An optional WS-API is available for use with CC-SG.

This allows access of CC-SG, connected nodes and other CC-SG functions from your own customized client application.

• Import and export of categories and elements
• Import and export of user groups and users
• Import and export of nodes and interfaces
• Import and export of devices and ports
• Power IQ™ import and export file

By maintaining information in a spreadsheet of IT infrastructure profiles, administrators can easily manipulate data and save it as a .csv file for importing into CC-SG, saving time.

Administrators can leverage the data already in CC-SG, easily export data from CC-SG to create a master file, make any necessary changes, then return it to CC-SG or use it in other applications.

Share data between CC-SG andPower IQ.

Enables power control of CC-SG nodes (Power IQ IT devices) that are connected to multivendor PDUs being managed by Power IQ – without leaving their CC-SG client.

CC-SG users that have also implemented Power IQ enjoy the convenience of managing the power of their IT infrastructure without leaving CC-SG.

Devices can be connected to any PDU that is managed by Power IQ – including non-Raritan models.

• Supports a maximum of 10 “interfaces”
• Does not support the optional CC-SG WS-API

Note: The purpose of the virtual version of CC-SG is to enable an easy and convenient method of evaluating CC-SG; it is not available with full functionality. To obtain full functionality, the CC-SG E1 and V1 appliances are available.

CC-SG can now be evaluated without installing the hardware appliance.  Simply install the virtual version on any virtualized machine running either VMware Server or ESXi (both are free versions from VMware).

CC-SG includes an “Active KVM Client” (AKC), which utilizes Microsoft’s .NET technology instead of Java.  Both the Admin and Access client support .NET.  Client PCs may run on Windows XP, Windows Vista® and Win7 operating systems.

Provides the choice to use a .NET client for those who prefer the Windows-based architecture.

CC-SG now supports the access of target devices running Windows 7.  The use of Windows 7 on client PCs is also supported.  Each version of Windows 7 is supported (Home Premium, Professional and Ultimate).
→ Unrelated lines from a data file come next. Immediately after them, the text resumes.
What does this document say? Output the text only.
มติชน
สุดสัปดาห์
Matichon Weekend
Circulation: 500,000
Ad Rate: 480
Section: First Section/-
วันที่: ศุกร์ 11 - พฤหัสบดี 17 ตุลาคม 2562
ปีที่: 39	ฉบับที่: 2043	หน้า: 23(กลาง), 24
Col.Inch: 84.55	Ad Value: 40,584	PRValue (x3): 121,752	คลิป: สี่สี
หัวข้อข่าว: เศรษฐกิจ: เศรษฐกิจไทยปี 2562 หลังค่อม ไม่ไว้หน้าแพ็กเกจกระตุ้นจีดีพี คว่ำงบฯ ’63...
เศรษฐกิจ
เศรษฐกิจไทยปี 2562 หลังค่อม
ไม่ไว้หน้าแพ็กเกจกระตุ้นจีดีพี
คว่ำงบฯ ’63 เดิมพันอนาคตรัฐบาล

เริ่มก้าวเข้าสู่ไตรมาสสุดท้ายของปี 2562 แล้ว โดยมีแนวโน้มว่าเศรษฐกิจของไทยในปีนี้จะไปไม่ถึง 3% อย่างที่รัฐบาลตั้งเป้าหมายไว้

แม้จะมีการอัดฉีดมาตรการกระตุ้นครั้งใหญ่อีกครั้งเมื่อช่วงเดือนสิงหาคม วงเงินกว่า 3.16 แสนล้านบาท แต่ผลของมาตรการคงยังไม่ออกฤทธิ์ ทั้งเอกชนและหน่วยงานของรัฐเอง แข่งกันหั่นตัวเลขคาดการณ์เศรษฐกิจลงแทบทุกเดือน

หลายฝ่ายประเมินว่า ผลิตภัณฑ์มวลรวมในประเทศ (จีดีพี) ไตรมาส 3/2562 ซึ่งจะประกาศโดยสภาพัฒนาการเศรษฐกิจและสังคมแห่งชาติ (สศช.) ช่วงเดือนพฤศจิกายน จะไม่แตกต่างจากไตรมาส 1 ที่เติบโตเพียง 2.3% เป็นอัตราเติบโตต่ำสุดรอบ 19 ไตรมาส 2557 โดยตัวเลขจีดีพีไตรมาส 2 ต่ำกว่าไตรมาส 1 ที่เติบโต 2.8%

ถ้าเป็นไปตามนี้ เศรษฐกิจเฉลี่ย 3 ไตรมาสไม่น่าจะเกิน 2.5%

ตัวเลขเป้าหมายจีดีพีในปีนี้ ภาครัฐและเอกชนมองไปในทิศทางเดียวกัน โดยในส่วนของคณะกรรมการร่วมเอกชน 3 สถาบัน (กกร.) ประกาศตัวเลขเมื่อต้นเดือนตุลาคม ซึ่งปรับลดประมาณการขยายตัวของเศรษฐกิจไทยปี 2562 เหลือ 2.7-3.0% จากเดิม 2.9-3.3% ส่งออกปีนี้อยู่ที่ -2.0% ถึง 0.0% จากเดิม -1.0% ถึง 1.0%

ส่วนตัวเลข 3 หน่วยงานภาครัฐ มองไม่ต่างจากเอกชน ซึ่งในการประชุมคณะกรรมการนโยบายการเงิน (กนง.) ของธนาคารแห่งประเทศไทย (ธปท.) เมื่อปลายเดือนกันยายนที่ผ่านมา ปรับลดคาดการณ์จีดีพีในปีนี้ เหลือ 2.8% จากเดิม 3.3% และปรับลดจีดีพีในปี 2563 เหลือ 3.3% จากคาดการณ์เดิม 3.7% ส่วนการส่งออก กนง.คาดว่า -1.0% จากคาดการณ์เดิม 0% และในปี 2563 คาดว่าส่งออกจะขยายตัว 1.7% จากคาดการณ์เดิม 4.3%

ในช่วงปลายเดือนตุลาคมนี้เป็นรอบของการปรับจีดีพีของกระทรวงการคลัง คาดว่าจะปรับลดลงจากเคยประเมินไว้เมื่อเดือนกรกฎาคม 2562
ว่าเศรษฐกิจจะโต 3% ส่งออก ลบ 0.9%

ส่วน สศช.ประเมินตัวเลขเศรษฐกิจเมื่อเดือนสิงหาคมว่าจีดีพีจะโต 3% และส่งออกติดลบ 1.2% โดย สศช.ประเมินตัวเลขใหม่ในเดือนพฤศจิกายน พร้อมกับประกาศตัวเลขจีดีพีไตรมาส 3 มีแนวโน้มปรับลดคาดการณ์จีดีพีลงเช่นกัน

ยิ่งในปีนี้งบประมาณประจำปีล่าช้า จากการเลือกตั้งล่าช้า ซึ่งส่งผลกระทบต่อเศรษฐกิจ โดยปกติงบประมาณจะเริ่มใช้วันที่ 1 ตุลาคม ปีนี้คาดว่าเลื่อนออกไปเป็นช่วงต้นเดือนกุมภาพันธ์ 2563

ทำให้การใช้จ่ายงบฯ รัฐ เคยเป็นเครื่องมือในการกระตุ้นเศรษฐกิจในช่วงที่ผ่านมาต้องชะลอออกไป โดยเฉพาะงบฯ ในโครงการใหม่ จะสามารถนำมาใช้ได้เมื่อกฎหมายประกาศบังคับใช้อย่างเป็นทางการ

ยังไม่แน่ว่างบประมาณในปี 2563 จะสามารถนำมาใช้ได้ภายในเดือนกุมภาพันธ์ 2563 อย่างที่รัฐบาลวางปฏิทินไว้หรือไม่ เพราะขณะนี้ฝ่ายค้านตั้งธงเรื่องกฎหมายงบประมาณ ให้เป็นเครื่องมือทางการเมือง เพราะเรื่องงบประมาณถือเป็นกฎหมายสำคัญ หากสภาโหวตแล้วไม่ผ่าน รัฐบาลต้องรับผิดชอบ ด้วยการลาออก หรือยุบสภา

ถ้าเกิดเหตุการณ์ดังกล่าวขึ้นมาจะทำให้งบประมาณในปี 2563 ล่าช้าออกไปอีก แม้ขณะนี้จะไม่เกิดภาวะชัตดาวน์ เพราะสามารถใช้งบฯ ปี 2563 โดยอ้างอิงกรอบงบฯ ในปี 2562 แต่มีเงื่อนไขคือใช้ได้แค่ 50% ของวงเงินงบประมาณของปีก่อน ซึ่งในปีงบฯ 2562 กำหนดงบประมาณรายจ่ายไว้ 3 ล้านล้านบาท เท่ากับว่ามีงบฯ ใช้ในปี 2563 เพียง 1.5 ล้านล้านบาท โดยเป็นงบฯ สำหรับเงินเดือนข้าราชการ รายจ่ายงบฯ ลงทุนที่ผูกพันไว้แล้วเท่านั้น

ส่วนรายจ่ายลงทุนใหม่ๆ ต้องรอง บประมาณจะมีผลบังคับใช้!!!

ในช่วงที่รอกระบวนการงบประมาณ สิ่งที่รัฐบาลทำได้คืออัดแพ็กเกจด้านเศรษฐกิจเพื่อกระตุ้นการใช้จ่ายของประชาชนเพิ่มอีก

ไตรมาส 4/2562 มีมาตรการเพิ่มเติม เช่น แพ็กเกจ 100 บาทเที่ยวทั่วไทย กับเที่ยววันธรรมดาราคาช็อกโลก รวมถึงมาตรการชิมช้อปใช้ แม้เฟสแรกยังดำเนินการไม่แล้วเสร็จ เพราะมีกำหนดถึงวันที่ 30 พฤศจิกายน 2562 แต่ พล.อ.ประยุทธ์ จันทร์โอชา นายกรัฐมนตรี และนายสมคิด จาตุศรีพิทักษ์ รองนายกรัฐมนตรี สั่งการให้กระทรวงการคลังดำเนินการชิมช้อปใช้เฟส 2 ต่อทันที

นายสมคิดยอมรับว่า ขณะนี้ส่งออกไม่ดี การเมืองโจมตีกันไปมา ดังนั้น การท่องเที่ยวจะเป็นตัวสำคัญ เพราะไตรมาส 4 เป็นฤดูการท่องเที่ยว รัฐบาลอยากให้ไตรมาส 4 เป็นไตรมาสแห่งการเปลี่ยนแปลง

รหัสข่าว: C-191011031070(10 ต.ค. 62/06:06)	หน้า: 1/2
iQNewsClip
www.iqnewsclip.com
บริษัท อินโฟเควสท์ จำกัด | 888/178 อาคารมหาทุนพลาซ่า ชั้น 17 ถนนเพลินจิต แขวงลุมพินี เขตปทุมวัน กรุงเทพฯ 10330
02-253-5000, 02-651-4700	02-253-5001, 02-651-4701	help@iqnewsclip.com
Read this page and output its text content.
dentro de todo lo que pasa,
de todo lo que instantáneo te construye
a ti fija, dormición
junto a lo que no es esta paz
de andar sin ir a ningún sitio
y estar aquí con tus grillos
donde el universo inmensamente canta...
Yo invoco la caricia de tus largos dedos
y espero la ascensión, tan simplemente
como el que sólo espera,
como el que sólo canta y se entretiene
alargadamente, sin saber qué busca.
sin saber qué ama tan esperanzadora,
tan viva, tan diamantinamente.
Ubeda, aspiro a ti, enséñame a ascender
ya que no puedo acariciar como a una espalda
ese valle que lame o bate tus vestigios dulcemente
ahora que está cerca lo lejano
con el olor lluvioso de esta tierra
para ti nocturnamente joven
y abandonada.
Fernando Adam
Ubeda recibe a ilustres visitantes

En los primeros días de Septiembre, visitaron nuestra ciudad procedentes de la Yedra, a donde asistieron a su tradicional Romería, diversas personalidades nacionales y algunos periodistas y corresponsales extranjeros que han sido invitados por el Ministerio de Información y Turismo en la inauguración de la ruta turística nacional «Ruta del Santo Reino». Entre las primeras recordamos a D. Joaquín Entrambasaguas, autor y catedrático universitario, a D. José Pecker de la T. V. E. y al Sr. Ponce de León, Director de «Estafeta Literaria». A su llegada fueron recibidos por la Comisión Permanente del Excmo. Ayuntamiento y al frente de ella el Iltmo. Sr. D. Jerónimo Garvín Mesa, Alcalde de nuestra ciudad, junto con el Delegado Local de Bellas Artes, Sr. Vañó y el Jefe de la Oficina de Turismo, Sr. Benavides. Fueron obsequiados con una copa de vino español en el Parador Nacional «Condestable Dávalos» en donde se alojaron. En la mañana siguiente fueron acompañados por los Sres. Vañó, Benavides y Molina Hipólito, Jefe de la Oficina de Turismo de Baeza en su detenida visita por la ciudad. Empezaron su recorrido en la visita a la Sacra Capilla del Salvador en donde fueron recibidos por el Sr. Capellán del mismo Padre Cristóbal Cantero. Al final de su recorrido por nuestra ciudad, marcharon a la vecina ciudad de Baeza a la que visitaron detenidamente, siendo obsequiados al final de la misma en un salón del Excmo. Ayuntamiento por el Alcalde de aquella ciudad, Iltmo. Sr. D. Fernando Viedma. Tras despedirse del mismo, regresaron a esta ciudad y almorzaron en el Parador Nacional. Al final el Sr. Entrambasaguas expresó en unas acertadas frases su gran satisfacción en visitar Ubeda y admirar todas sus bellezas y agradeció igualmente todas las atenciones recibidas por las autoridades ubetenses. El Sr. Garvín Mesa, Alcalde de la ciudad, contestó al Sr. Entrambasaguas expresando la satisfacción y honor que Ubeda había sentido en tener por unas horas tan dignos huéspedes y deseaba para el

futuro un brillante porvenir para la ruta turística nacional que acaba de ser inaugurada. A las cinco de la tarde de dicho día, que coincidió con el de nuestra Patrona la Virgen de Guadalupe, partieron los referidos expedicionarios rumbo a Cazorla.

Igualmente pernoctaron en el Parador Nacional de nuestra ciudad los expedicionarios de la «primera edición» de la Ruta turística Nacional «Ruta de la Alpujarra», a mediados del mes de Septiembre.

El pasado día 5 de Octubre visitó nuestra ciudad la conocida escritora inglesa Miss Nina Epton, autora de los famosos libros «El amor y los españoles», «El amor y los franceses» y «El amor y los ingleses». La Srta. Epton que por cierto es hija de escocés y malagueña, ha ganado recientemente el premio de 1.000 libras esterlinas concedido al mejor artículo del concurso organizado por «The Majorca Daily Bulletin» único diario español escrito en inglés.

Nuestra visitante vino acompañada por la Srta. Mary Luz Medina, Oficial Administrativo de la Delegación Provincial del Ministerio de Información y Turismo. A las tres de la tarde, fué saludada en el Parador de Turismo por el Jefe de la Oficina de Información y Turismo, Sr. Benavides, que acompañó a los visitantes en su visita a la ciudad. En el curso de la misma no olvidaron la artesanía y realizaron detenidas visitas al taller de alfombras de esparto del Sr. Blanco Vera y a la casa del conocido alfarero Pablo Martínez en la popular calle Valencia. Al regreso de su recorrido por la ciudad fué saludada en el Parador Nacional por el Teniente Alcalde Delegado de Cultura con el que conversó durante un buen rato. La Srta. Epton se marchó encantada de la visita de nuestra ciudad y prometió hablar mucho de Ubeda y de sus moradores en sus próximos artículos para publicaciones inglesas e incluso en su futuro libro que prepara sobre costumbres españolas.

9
Organizations that are implementing servers and clients running Windows 7 can conveniently upgrade existing CC-SG units to support their updated infrastructure – or install new CC-SGs without worrying about compatibility with the latest Microsoft operating system.

In addition to the long-existing support for DRAC 4, CC-SG now provides access to Dell Remote Access Controller 5. Access to the controller is available through the following interfaces:

• Telnet
• SSH
• Web Browser
• IPMI Power

Organizations with Dell servers who have migrated from DRAC 4 to DRAC 5 can conveniently access them through CC-SG.

Customers who need standard KVM access to some servers and access through DRAC to others can conveniently manage all resources through a single CC-SG client.